Alphonse Gaboriaud* était garagiste à Loudun. Alphonse Gaboriaud*, marié à Anne-Marie habitaient route de Saumur. Ils avaient quatre enfants : Nicole, Colette, Jean-Claude et James.
Le garage d'Alphonse Gaboriaud* est fermé durant la guerre et il travaille alors dans une usine de conserves,
Ils vont protéger huit enfants juifs durant la Seconde Guerre mondiale.

La famille Rowek de Nancy.
Joseph, né à Siedlce (Pologne) le 14 janvier 1882, son épouse Hénia née Morska à Siedlce le 13 janvier 1892, et leur cinq enfants, Paul, Hendla (dite Estelle) épouse Hepner, née le 16 juillet 1915, Tauba (dite Paulette), née le 13 avril 1919 à Siedlce, Fanny, née en 20 avril 1924 à Nancy, et Albert, né en 1927 à Nancy, vivent à Nancy et habitent 83, rue Saint-Dizier. Joseph Rowek est serrurier d'art. Après sa retraite, il prend un étal et vend de la bonneterie sur le marché de Nancy.
Estelle, mariée avec Zelman Hepner, est couturière. Ils habitent également à Nancy, 44, rue des Tiercelins.
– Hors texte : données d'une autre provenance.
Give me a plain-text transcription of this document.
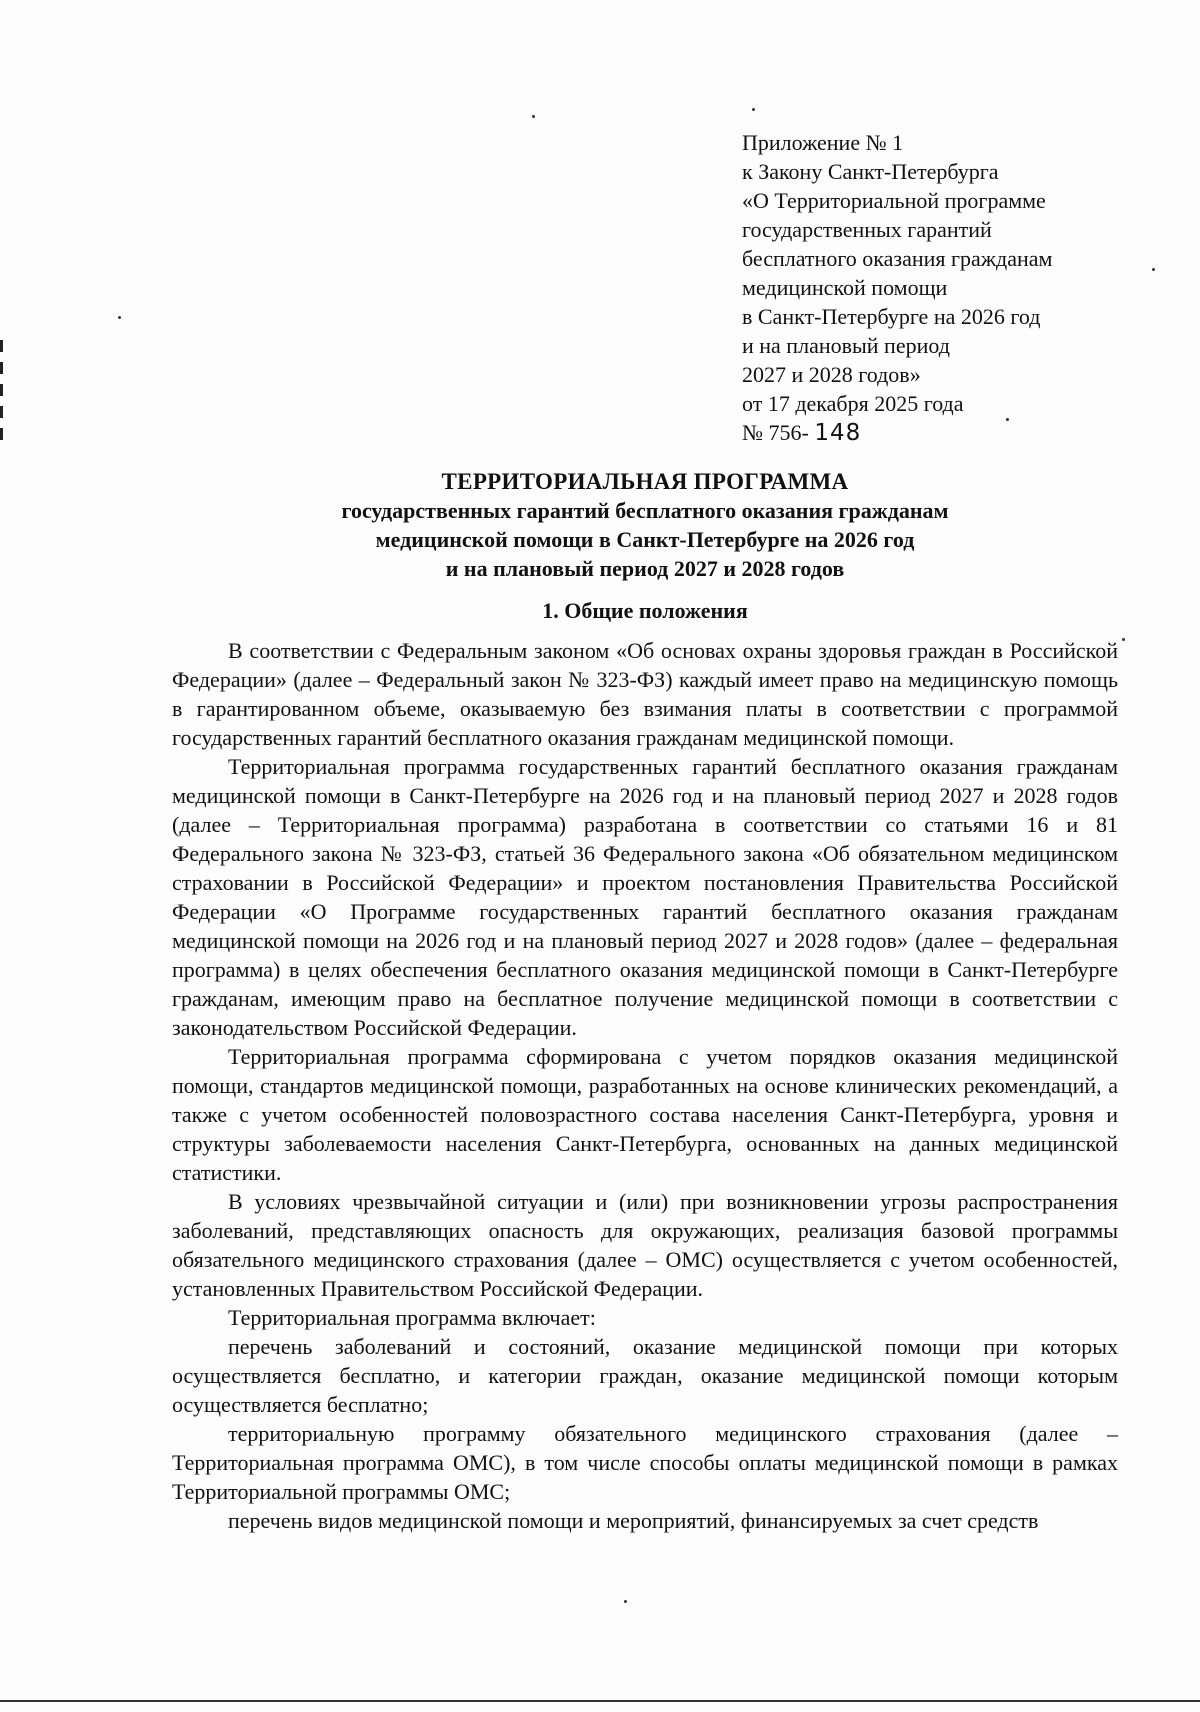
Приложение № 1
к Закону Санкт-Петербурга
«О Территориальной программе
государственных гарантий
бесплатного оказания гражданам
медицинской помощи
в Санкт-Петербурге на 2026 год
и на плановый период
2027 и 2028 годов»
от 17 декабря 2025 года
№ 756- 148
ТЕРРИТОРИАЛЬНАЯ ПРОГРАММА
государственных гарантий бесплатного оказания гражданам
медицинской помощи в Санкт-Петербурге на 2026 год
и на плановый период 2027 и 2028 годов
1. Общие положения

В соответствии с Федеральным законом «Об основах охраны здоровья граждан в Российской Федерации» (далее – Федеральный закон № 323-ФЗ) каждый имеет право на медицинскую помощь в гарантированном объеме, оказываемую без взимания платы в соответствии с программой государственных гарантий бесплатного оказания гражданам медицинской помощи.

Территориальная программа государственных гарантий бесплатного оказания гражданам медицинской помощи в Санкт-Петербурге на 2026 год и на плановый период 2027 и 2028 годов (далее – Территориальная программа) разработана в соответствии со статьями 16 и 81 Федерального закона № 323-ФЗ, статьей 36 Федерального закона «Об обязательном медицинском страховании в Российской Федерации» и проектом постановления Правительства Российской Федерации «О Программе государственных гарантий бесплатного оказания гражданам медицинской помощи на 2026 год и на плановый период 2027 и 2028 годов» (далее – федеральная программа) в целях обеспечения бесплатного оказания медицинской помощи в Санкт-Петербурге гражданам, имеющим право на бесплатное получение медицинской помощи в соответствии с законодательством Российской Федерации.

Территориальная программа сформирована с учетом порядков оказания медицинской помощи, стандартов медицинской помощи, разработанных на основе клинических рекомендаций, а также с учетом особенностей половозрастного состава населения Санкт-Петербурга, уровня и структуры заболеваемости населения Санкт-Петербурга, основанных на данных медицинской статистики.

В условиях чрезвычайной ситуации и (или) при возникновении угрозы распространения заболеваний, представляющих опасность для окружающих, реализация базовой программы обязательного медицинского страхования (далее – ОМС) осуществляется с учетом особенностей, установленных Правительством Российской Федерации.

Территориальная программа включает:

перечень заболеваний и состояний, оказание медицинской помощи при которых осуществляется бесплатно, и категории граждан, оказание медицинской помощи которым осуществляется бесплатно;

территориальную программу обязательного медицинского страхования (далее – Территориальная программа ОМС), в том числе способы оплаты медицинской помощи в рамках Территориальной программы ОМС;

перечень видов медицинской помощи и мероприятий, финансируемых за счет средств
En septembre 1939, la famille prend les routes de l’exode tandis que Joseph Rowek reste à Nancy pour travailler. Ils arrivent à Libourne, en Gironde, où Joseph Rowek viendra les rejoindre par la suite. Estelle viendra leur rendre visite.
Recensés comme juifs, ils sont transféré en résidence surveillée à Rouillé en 1940.
Le 15 juillet 1941, les gendarmes français arrêtent les Rowek parce que juifs le jour des 14 ans d'Albert.
Ils sont conduits au Camp de la Route de Limoges à Poitiers. Dans la promiscuité, ils cohabitent avec des familles juives et des familles tziganes internées dans des conditions précaires.
Albert y fait sa Bar Mitzvah.

Albert, âgé de moins de 15 ans, est libéré en septembre 1941, grâce à l’intervention de RP Jean Fleury*, qui deviendra le président du COSOR, et du Grand Rabbin de Poitiers, Élie Bloch.
Albert est alors placé près de Lencloître, au château de la Plaine, chez des cousins.
Nysen Rozner, né le 22 décembre 1896 à Lask (Pologne) était plombier à Nancy. Avec son épouse Léia née Kosienicka le 18 septembre 1900 à Siedlce (Pologne) et leurs enfants, Hélène, née le 1 novembre 1927 à Nancy, et Armand (Herman), né le 31 octobre 1932 à Nancy, ils habitaient Nancy et s'étaient réfugiés à Lencloître.
A partir de ce jour, il ne reverra plus ses parents et ses sœurs Estelle, Paulette et Fanny.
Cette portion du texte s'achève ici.